Once recovered, the card information is downloaded to the magnetic strip on another card, often a prepaid one, then used in conjunction with the PIN to access accounts via ATMs.
“Some of the cards that were used were from local victims,” Martin said. “It potentially could be thousands of dollars” stolen, just locally.
Some of the materials were found in a box taped in a bag and partially concealed beneath the skirt of the 14-year-old girl, who was also wearing blue jeans.
Officers “questioned her about it,” Martin said. “She (spoke) very little English, if any at all.”
The juveniles provided police with “fake Romanian ID tags,” he said.
After communicating with federal agencies, including the Secret Service, FBI and Immigration and Customs Enforcement, investigators were able to determine the 17-year-old had been deported twice from Arizona and has deportation proceedings pending out of Boston, Martin said.
The girl has not been identified beyond the name she gave police, he said.
“They say they’re from Romania,” Martin said. “They got into the country through Mexico.”
The two juveniles were living in Florida, Martin said.
The chief said the youths have apparently never attended school in this country and seem to be here for the sole purpose of committing crimes.
“They’re very crafty. They’re very smart. They know what to say, what not to say,” he said.
Martin said other people involved in the scheme likely use the kids because they know children are handled differently than other people in the criminal justice system.
About an hour before the juveniles were apprehended, police received a report of suspicious individuals gathered around an ATM “for about an hour” at the 7-Eleven at 3000 Emerson Ave., Martin said. They left in a blue minivan with temporary registration before police arrived.
It is believed they were using manufactured cards to withdraw money, Martin said.
“We’re pretty convinced that they were related,” he said.
The men were initially described as Mexican but Martin said they may be European.
He said the operation is like a more technologically advanced version of “gypsy”schemes that used to be perpetrated by similar groups.

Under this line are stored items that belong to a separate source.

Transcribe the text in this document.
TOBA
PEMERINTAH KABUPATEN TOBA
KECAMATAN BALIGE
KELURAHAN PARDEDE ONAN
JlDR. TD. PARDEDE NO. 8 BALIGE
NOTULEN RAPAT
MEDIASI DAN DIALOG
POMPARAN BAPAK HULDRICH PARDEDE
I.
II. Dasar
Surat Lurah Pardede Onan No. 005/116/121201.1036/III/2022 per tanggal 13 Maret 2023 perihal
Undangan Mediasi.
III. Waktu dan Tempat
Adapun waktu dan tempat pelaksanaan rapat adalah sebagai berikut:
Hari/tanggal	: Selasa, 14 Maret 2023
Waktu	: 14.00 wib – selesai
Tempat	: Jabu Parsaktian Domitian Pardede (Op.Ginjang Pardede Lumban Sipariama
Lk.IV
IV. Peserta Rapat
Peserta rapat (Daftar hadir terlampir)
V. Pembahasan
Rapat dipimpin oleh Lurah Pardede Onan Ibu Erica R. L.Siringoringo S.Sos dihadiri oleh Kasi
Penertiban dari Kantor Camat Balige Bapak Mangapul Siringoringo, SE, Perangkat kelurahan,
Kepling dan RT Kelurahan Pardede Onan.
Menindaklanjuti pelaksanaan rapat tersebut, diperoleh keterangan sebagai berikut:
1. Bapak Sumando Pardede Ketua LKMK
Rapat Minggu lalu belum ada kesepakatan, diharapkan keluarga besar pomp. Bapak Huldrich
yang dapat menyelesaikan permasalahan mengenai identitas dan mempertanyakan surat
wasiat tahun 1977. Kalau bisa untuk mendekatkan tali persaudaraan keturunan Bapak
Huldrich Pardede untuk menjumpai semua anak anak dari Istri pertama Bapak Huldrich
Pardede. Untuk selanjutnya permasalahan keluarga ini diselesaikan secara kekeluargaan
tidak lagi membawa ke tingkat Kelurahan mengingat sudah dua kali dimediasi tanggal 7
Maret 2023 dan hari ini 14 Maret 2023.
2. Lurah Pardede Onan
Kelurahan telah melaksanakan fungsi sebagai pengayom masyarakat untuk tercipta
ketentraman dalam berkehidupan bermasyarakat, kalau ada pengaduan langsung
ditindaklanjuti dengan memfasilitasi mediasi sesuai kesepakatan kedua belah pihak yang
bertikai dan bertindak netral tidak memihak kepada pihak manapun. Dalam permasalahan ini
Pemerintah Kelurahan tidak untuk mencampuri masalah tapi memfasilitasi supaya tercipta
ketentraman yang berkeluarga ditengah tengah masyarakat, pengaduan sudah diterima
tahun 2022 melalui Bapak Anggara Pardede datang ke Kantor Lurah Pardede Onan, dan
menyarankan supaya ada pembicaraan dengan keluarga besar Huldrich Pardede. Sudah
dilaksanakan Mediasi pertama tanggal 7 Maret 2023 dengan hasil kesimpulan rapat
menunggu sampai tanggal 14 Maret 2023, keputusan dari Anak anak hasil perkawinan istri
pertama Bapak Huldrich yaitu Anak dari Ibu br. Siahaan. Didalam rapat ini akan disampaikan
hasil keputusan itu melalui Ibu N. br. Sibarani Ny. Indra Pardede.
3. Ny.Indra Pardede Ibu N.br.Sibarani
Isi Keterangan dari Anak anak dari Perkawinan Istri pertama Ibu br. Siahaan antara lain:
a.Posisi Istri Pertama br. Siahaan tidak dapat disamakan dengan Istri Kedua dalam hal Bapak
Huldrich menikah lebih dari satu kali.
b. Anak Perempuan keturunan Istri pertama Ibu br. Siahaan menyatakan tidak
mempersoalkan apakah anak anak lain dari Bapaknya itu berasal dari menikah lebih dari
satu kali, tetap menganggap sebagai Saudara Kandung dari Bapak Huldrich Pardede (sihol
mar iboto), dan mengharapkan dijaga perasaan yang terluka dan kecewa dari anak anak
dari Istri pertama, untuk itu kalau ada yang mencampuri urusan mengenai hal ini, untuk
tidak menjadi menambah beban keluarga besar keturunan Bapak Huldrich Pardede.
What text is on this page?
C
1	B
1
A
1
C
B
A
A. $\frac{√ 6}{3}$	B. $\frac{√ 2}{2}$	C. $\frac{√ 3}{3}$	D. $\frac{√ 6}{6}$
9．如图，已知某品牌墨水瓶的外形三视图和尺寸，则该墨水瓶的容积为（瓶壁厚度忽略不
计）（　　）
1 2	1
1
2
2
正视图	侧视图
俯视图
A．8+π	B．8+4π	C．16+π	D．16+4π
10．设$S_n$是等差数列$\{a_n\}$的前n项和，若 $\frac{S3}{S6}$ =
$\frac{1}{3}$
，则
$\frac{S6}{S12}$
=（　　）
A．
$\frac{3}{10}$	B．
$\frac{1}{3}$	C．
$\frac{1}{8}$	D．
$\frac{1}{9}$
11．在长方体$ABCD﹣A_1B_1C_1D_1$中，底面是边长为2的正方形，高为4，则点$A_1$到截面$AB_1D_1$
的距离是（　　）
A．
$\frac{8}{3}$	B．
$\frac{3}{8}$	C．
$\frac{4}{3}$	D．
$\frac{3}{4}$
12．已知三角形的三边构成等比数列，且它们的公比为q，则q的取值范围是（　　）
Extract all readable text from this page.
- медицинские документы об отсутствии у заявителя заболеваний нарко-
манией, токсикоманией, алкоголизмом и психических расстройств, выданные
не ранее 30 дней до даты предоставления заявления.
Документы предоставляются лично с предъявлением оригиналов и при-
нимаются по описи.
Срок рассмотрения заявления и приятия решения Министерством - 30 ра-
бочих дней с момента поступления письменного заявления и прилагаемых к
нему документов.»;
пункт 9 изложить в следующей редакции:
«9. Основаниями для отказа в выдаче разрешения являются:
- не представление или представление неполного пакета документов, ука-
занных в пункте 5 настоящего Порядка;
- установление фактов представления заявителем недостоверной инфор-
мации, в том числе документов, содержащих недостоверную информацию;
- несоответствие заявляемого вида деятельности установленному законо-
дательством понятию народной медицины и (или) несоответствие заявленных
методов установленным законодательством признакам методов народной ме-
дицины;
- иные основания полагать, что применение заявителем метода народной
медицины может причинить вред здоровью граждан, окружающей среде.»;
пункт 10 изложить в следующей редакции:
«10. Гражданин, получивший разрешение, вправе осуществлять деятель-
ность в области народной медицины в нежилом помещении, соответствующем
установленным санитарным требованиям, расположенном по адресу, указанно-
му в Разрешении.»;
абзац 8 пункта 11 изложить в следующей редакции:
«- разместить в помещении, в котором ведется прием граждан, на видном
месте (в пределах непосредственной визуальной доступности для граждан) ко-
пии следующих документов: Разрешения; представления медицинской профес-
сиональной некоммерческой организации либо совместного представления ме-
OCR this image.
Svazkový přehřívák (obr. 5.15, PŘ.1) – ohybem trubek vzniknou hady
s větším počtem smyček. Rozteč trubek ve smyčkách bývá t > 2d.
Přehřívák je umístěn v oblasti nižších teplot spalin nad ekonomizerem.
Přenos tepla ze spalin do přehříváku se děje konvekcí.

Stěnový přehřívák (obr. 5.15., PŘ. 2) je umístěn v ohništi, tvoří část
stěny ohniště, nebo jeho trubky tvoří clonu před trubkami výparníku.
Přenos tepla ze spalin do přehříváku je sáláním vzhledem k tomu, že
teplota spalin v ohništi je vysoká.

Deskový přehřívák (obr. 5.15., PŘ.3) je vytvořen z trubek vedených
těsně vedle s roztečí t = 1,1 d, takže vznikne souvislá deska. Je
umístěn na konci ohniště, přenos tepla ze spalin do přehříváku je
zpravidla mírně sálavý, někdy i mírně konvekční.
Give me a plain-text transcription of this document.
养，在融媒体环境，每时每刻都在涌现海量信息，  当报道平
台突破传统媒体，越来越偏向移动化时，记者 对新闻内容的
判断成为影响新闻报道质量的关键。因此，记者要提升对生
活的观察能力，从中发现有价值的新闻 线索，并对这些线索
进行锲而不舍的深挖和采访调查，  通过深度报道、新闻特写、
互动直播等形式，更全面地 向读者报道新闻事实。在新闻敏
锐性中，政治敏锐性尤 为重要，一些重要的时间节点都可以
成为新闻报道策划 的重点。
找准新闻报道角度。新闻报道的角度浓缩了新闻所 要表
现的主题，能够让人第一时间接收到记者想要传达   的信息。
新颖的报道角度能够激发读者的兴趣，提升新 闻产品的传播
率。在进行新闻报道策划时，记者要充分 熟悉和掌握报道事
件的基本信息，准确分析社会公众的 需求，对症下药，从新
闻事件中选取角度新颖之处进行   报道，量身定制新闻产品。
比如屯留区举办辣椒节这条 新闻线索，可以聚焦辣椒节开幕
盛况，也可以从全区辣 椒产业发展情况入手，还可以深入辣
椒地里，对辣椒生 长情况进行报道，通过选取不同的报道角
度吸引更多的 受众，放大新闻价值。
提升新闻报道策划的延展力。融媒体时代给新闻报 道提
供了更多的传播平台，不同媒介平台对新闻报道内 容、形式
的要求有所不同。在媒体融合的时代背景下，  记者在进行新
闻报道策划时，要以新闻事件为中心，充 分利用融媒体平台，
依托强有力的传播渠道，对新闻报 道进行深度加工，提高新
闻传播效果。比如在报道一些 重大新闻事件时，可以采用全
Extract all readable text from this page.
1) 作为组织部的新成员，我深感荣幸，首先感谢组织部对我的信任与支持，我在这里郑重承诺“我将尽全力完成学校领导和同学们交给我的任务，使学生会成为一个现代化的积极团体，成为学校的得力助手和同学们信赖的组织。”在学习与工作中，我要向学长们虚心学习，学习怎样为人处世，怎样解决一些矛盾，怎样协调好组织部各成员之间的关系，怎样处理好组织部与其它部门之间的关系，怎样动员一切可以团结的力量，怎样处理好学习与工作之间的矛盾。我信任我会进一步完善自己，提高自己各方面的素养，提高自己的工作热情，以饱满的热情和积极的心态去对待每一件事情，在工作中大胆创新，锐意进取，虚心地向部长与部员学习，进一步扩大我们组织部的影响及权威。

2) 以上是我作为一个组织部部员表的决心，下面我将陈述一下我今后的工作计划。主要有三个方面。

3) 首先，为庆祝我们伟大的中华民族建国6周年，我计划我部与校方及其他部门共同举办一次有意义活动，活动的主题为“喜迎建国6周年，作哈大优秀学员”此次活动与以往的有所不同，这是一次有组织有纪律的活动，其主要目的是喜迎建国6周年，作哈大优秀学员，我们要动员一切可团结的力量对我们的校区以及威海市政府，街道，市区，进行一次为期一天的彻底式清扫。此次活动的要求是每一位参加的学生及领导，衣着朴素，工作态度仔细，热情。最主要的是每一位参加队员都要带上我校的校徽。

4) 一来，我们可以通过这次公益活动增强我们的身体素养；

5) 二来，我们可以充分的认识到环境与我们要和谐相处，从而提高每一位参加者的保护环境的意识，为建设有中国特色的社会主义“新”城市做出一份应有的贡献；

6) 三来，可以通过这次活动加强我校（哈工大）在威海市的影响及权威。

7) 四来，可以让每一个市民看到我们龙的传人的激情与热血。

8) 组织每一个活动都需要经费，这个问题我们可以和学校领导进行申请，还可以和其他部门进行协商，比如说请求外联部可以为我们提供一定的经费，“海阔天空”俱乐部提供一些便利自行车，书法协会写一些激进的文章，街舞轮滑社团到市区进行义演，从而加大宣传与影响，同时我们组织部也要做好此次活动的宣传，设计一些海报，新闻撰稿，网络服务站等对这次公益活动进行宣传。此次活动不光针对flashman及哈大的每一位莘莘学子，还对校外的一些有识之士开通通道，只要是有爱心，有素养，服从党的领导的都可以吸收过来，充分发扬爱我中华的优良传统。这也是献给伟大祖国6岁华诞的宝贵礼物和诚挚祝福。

“They’ve moved on from selling you rugs and blacktop to being more covert and stealing your identities, credit card numbers,” he said.
The case remains under investigation.
The youths had a detention hearing Thursday in Circuit Court Judge Jason Wharton’s courtroom. They are in custody at a juvenile detention center.
Martin said people should monitor their bank accounts carefully for unauthorized purchases or withdrawals. ATMs or other machines that have been tampered with could show signs of stress where they have been bent or pried, or glue where coverings have been replaced.